If you wrap the reinsertion in a try: ...; except KeyError: pass, you can reorder an OrderedDict even if not all the keys in your list are present.
Python dictionaries are unordered.
Use OrderedDict instead.
Using an OrderedDict or Eli's solution will probably be a good way to go, but for reference here is a simple way to obtain the list of values you want:
[sample_dict[k] for k in desired_order_list]
If you aren't completely sure that every element from desired_order_list will be a key in sample_dict, use either [sample_dict.get(k) ...] or [... for k in desired_order_list if k in sample_dict]. The first method will put None in for missing keys, the second method will only include values from the keys are are in the dict.
What is the meaning of reordering the dictionary for you? Dictionaries are unordered data structures by their nature - they are used for lookup rather than order.
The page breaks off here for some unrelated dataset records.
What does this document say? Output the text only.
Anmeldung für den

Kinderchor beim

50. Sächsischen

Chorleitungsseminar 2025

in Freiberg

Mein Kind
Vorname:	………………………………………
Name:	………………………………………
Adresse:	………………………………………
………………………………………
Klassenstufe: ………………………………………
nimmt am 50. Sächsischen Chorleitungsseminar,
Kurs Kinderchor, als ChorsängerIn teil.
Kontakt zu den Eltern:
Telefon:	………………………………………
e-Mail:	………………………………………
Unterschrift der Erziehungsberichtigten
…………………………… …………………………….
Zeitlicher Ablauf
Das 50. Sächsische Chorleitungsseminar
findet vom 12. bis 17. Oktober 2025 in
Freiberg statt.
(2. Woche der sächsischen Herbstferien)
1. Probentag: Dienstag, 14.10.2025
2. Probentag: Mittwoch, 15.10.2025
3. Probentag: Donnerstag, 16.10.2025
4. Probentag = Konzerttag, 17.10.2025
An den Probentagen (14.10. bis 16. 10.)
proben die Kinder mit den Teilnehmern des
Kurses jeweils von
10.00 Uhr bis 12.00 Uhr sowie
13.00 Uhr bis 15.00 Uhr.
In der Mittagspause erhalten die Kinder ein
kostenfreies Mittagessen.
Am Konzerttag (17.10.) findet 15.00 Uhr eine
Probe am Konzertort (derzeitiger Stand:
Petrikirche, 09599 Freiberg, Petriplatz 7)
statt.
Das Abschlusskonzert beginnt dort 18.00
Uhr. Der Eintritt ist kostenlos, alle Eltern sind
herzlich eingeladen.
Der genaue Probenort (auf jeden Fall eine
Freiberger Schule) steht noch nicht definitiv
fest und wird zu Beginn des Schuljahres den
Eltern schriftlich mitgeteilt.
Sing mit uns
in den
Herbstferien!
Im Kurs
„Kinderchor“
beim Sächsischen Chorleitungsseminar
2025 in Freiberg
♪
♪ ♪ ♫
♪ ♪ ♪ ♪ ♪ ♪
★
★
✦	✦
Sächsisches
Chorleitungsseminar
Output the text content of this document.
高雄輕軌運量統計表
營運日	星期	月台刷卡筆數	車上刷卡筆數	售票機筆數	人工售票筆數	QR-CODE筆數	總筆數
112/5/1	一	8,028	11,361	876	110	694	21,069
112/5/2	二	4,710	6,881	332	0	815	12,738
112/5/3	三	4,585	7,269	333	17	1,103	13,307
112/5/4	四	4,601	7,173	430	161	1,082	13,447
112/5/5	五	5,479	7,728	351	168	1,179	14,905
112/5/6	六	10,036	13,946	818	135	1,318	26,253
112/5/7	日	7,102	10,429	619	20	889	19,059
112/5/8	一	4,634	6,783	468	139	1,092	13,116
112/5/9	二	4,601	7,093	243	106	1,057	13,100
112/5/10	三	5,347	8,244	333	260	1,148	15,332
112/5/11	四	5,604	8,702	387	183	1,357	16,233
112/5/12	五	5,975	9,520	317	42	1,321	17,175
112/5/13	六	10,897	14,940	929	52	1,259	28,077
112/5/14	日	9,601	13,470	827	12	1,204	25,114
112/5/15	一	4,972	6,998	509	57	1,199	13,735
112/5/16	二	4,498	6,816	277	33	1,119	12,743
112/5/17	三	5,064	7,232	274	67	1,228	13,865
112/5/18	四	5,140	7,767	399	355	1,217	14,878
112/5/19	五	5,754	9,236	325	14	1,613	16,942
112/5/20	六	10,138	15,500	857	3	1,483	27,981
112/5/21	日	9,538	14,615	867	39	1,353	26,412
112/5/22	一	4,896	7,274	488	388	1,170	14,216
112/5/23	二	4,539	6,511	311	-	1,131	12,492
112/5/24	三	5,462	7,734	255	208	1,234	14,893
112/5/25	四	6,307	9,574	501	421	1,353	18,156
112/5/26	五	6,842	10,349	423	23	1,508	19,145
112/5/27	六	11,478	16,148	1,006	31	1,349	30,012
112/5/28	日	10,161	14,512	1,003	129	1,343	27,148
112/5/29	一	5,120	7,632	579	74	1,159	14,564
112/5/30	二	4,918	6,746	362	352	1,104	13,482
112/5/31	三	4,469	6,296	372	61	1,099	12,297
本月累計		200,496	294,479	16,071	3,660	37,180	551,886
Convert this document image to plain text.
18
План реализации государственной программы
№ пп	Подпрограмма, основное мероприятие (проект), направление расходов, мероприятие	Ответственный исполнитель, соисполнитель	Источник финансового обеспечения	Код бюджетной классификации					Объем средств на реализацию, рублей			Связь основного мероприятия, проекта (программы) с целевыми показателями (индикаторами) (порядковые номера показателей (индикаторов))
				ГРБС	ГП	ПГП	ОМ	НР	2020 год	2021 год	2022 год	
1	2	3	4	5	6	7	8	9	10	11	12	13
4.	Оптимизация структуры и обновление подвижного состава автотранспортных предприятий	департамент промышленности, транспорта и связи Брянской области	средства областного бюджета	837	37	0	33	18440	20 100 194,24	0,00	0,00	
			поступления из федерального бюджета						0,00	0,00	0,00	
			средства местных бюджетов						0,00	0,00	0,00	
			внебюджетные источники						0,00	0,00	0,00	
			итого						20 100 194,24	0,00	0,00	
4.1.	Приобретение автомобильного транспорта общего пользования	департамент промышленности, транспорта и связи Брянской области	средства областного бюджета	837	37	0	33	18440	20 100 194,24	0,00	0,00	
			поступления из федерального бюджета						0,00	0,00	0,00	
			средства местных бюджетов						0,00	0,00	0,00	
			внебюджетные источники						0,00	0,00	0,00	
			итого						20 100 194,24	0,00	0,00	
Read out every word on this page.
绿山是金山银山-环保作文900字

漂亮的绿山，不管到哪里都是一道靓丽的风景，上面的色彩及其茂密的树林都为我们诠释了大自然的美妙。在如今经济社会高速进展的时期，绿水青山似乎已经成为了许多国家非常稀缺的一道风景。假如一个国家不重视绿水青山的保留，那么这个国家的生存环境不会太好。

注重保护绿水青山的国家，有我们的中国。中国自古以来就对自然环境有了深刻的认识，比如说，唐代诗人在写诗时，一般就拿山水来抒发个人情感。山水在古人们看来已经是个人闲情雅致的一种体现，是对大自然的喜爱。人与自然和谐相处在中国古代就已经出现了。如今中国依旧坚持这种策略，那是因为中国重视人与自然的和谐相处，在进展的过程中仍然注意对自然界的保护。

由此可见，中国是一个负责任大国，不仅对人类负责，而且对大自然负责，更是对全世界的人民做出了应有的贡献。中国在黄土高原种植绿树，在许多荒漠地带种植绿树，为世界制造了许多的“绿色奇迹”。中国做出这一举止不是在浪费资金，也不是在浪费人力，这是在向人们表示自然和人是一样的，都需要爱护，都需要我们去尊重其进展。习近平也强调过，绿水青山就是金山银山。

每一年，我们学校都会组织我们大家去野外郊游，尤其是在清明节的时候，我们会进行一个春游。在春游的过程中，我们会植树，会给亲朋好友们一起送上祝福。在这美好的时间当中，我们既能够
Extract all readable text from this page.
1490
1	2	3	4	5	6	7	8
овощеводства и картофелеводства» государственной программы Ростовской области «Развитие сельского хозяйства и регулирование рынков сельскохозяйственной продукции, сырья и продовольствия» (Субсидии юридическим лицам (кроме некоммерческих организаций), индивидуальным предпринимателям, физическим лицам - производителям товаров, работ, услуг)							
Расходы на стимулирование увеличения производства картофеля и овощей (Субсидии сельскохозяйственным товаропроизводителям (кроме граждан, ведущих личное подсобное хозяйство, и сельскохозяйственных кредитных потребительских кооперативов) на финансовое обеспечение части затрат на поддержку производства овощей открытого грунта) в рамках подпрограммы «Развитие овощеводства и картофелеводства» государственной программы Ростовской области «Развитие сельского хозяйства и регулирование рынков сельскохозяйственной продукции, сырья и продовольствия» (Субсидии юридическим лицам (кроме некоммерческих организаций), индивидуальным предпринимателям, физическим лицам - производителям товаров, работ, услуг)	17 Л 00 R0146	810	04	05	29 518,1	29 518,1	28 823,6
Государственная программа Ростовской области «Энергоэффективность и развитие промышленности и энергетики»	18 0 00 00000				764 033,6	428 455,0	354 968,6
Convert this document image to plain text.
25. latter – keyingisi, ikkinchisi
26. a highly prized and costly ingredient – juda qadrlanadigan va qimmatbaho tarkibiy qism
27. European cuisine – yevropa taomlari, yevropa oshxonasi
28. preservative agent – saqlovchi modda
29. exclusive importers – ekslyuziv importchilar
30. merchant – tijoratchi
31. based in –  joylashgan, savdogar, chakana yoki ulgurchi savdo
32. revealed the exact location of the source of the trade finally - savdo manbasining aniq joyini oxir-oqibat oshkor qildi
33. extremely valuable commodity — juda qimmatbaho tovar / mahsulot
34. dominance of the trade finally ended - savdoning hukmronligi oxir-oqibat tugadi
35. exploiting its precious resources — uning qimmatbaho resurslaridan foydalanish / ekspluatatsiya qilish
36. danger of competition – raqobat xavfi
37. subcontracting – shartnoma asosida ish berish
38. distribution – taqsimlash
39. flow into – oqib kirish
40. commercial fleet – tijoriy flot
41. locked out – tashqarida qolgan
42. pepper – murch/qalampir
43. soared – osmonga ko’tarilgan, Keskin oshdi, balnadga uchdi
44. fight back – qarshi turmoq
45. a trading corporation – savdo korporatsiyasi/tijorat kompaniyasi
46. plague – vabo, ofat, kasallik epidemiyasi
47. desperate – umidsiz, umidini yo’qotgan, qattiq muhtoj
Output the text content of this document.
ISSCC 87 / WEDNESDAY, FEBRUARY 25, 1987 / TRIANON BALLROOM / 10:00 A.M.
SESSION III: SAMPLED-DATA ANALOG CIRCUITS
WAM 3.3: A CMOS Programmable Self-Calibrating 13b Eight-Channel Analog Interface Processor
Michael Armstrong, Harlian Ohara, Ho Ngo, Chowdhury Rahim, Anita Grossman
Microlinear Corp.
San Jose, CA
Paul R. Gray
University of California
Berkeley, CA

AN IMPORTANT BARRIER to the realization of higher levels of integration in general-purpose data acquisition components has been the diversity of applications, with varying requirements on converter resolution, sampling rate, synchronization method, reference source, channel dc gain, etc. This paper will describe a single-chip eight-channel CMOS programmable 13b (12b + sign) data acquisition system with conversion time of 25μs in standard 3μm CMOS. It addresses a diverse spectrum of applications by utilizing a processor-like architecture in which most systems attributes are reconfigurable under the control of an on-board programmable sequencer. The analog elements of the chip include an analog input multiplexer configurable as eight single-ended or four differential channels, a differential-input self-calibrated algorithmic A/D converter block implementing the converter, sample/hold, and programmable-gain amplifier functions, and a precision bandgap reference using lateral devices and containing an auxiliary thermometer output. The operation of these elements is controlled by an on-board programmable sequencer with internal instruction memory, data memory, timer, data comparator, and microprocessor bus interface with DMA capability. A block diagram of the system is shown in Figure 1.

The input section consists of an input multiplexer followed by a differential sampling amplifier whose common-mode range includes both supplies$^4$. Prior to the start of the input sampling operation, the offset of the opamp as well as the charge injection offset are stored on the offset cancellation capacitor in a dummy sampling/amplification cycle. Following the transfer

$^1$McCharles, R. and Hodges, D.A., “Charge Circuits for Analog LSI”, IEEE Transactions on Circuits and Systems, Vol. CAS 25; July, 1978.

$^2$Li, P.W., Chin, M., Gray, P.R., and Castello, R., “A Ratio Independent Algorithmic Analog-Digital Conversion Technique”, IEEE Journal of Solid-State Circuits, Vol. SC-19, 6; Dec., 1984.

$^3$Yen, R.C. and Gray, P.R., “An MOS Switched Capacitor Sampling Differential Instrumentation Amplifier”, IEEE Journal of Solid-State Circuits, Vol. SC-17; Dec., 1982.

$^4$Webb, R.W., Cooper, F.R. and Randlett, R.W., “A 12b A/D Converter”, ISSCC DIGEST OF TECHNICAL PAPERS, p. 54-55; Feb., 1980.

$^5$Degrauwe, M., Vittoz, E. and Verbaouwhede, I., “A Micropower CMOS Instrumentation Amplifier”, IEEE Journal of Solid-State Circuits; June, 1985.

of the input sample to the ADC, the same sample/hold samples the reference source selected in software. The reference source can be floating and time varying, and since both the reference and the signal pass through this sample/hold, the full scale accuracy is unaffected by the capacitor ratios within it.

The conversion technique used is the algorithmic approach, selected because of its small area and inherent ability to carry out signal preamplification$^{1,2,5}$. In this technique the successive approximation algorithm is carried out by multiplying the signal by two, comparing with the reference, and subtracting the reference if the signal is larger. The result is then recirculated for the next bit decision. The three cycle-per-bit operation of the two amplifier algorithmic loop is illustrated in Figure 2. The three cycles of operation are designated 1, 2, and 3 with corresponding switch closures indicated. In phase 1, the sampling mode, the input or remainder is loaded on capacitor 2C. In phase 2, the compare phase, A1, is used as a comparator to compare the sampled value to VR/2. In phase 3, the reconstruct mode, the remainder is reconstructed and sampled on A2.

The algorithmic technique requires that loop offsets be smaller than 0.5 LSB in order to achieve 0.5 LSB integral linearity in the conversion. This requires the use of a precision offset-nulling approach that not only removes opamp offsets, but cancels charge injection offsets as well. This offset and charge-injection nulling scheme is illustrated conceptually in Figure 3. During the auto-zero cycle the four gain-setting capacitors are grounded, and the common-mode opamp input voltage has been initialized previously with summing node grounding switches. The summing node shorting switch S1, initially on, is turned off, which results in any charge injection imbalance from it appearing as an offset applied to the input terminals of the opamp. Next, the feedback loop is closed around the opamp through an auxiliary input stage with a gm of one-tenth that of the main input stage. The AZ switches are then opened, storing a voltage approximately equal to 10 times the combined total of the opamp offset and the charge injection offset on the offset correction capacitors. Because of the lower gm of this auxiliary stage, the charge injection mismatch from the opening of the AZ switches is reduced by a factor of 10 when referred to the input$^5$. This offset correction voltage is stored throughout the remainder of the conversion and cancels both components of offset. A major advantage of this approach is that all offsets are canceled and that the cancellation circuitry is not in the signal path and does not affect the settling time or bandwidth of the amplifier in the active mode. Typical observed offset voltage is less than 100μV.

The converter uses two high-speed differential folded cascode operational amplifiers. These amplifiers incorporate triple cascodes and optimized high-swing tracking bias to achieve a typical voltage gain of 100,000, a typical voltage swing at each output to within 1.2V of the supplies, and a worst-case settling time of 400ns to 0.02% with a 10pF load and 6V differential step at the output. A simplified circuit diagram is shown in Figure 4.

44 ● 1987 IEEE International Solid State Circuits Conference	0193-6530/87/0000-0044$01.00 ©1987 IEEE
Do you want to iterate over the dictionary in some specific order? Then just use your desired_order_list:
for key in desired_order_list:
# d is the dictionary
# do stuff with d[key]
As others have mentioned, Python has an OrderedDict (in 2.7 or 3.x), but I don't think it's what you need here. "Reordering" it is just too inefficient. It's much better to just carry your dictionary along with the list of keys in desired order, together.
If you still insist on an OrderedDict, just create a new OrderedDict, inserting the value into it in the order of desired_order_list.
The existing answers more than cover the question except in the special case when the list is incomplete and we want to keep all the values leaving all the rest in the end: Then, after creating the dictionary, update it with the old one to add the missing values:
sample_dict = {1: 'r099', 2: 'g444', 3: 't555', 4: 'f444', 5: 'h666'}
print(reordered_dict)
# {1: 'r099', 2: 'g444', 3: 't555', 4: 'f444', 5: 'h666'}
desired_order_list = [5, 2 ]
reordered_dict = {k: sample_dict[k] for k in desired_order_list}
print(reordered_dict)
# {5: 'h666', 2: 'g444'}
reordered_dict.update(sample_dict)
print(reordered_dict)
# {5: 'h666', 2: 'g444', 1: 'r099', 3: 't555', 4: 'f444'}
wouldn't be easier just doing this way?
sample_dict={1:'r099',2:'g444',3:'t555',4:'f444',5:'h666'}
new_sample_dict={
1: sample_dict[5],
2: sample_dict[2],
3: sample_dict[4],
4: sample_dict[3],
5: sample_dict[1]
}
Use SortedDict provided by django (from django.utils.datastructures import SortedDict). SortedDict stores it's order in keyOrder attribute (which is just a list, so you can reorder it any way you like, anytime).
If you don't have django installed or have no use for django, just lift the implementation django.utils.datatstructures. It doesn't depend on any other parts of django.